Harry'nin randevusu bir şarap tadım etkinliğiydi. Tesisten içeriye girdikleri anda Louis bu fikre bayıldı. Birkaç aşamaya bölünmüş bir etkinlikti. İlk bölümde; çoğu çift olan diğer katılımcılarla beraber restoran gibi bir odada kendilerine ait bir masada oturuyor, birkaç aperatifin yanına getirilmiş dört farklı şarabın tadına bakıyorlardı. Her bir şarap içilmeden önce bir anlatıcı tarafından şarabın yolculuğu anlatılıyordu.

Louis şarap yapımını bu kadar merakla dinleyeceğini hiç tahmin etmezdi ama ortam çok güzeldi ve anlatıcı o kadar başarılıydı ki kendini dinletiyordu. Harry onun keyif aldığını görünce gülümsedi, başarılı bir seçim yapmıştı.

Atıştırmalıkların ardından bir turist kafilesi gibi üzüm bağlarına gittiler. Uzmanlardan biri turizm rehberi edasıyla üzümler hakkında konuşuyor, misafirlere isterlerse üzümlerden yemeleri konusunda tavsiyede bulunuyordu. Bağların arasında gezinirken Louis Harry'nin elini tuttu. Bunu neredeyse rutin haline getirmişlerdi.

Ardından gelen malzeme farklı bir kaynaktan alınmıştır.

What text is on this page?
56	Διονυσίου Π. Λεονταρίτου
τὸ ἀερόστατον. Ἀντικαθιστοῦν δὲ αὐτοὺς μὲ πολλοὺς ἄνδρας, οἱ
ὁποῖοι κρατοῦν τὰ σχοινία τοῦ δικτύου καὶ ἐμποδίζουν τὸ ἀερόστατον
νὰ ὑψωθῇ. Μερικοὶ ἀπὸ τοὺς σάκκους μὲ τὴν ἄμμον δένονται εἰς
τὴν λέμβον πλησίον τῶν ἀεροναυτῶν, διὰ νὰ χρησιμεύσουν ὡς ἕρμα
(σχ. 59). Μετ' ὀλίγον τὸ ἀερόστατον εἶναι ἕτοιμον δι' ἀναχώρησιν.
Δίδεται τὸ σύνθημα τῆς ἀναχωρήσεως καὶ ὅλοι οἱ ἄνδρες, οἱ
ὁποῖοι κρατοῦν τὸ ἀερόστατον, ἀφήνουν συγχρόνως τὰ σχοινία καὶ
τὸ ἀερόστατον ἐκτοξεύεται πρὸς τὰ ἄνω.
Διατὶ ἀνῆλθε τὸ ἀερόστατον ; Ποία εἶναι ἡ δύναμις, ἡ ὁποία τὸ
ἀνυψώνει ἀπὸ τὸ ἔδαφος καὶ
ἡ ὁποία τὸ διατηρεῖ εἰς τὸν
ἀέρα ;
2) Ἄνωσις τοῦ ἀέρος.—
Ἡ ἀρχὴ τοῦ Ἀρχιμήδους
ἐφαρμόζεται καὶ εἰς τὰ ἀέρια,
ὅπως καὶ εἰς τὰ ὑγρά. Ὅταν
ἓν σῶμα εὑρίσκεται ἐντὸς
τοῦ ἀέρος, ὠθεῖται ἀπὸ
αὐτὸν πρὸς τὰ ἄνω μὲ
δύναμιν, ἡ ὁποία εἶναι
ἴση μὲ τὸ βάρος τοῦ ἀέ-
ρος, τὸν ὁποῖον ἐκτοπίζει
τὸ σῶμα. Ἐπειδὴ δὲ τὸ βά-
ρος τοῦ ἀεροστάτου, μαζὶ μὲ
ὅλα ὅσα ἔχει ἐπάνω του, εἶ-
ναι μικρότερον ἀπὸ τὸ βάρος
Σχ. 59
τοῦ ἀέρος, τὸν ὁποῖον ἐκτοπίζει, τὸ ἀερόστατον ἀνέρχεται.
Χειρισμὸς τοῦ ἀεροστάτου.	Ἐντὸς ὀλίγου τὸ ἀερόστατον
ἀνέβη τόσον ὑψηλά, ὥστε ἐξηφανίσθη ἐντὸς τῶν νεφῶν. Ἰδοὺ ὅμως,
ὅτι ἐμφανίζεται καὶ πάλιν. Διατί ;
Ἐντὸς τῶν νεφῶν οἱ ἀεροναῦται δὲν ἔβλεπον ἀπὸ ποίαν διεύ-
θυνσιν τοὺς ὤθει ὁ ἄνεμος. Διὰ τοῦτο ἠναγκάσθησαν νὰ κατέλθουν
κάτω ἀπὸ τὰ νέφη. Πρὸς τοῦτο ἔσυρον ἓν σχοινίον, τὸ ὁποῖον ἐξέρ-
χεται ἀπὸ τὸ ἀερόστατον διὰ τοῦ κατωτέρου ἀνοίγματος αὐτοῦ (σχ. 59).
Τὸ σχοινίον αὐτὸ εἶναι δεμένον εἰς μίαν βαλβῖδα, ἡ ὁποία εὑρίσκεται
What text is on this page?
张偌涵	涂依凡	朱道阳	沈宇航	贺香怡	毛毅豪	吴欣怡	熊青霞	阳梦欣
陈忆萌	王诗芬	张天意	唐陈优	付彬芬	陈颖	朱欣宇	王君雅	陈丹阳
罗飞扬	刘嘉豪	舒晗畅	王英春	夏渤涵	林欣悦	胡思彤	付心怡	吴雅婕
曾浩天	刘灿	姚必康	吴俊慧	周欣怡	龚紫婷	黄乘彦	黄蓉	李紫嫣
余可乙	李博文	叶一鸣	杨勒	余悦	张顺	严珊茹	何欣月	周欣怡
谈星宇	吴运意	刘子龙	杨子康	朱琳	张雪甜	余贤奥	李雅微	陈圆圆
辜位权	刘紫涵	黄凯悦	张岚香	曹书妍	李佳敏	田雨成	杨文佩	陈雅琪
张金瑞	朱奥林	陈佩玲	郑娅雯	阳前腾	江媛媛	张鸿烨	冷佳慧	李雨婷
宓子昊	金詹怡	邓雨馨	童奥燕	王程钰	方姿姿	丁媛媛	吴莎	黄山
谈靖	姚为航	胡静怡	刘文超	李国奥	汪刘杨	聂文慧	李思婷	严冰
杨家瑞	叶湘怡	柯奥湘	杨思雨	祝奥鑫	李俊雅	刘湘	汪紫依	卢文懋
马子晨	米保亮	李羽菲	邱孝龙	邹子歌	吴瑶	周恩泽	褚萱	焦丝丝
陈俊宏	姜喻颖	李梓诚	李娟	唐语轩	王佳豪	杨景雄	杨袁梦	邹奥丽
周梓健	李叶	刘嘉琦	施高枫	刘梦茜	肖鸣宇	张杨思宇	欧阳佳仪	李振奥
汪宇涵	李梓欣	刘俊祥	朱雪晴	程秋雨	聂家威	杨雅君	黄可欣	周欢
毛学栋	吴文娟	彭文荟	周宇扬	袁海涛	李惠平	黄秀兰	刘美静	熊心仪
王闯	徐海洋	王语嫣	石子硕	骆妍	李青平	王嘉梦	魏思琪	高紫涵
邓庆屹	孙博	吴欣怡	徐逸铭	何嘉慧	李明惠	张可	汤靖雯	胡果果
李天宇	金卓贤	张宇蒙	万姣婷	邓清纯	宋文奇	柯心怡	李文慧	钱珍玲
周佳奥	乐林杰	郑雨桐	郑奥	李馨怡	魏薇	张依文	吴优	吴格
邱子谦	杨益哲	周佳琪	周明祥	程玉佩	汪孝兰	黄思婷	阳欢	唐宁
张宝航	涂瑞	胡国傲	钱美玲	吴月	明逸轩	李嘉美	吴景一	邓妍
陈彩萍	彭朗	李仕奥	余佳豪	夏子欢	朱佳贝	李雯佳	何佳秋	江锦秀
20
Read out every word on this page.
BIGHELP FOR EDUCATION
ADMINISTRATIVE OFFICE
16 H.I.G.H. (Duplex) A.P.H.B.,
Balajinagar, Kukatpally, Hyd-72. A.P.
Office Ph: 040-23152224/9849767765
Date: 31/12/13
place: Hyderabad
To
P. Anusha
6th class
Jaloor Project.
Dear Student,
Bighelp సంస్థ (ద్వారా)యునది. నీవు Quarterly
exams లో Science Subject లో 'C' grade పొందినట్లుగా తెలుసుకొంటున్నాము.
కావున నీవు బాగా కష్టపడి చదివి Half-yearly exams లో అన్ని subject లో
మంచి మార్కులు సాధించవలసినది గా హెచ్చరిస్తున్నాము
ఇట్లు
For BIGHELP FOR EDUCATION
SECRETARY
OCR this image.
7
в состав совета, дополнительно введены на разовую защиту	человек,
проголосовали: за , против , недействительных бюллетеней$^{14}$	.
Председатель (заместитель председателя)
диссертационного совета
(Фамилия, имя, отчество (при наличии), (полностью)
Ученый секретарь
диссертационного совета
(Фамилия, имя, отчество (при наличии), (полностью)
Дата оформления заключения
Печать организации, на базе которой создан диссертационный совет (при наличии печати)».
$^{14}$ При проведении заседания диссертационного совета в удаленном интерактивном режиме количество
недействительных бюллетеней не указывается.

Harry küçük bir bağ üzüm koparmak isteyince ellerini ayırmak zorunda kaldılar ama Louis bu sefer de kolunu onun beline sararak yürümeye devam etti. Harry buna sadece tebessüm etti; elindeki bordo üzümlerden birer ikişer yemeye ve Louis'ye de yedirmeye başladı.

"...Yani, sevgili misafirlerimiz, üzümün geldiği bölge şarabın kimyasını tamamen değiştirir. Üzüm bağları denince aklınıza ilk gelen yerler nerelerdir? O bölgelerin şaraplarından bahsedelim."

"Bordeaux?"

"Evet, hanımefendi. Fransa, Bordeaux. En ünlü şarap merkezi. Bordeaux şarabı solgun ve tanenli yapıdadır. Siyah üzümlerle yapılırlar ve kırmızı şaraplara özgü yoğunluk ile kompleks aromaları bu üzümler sağlar."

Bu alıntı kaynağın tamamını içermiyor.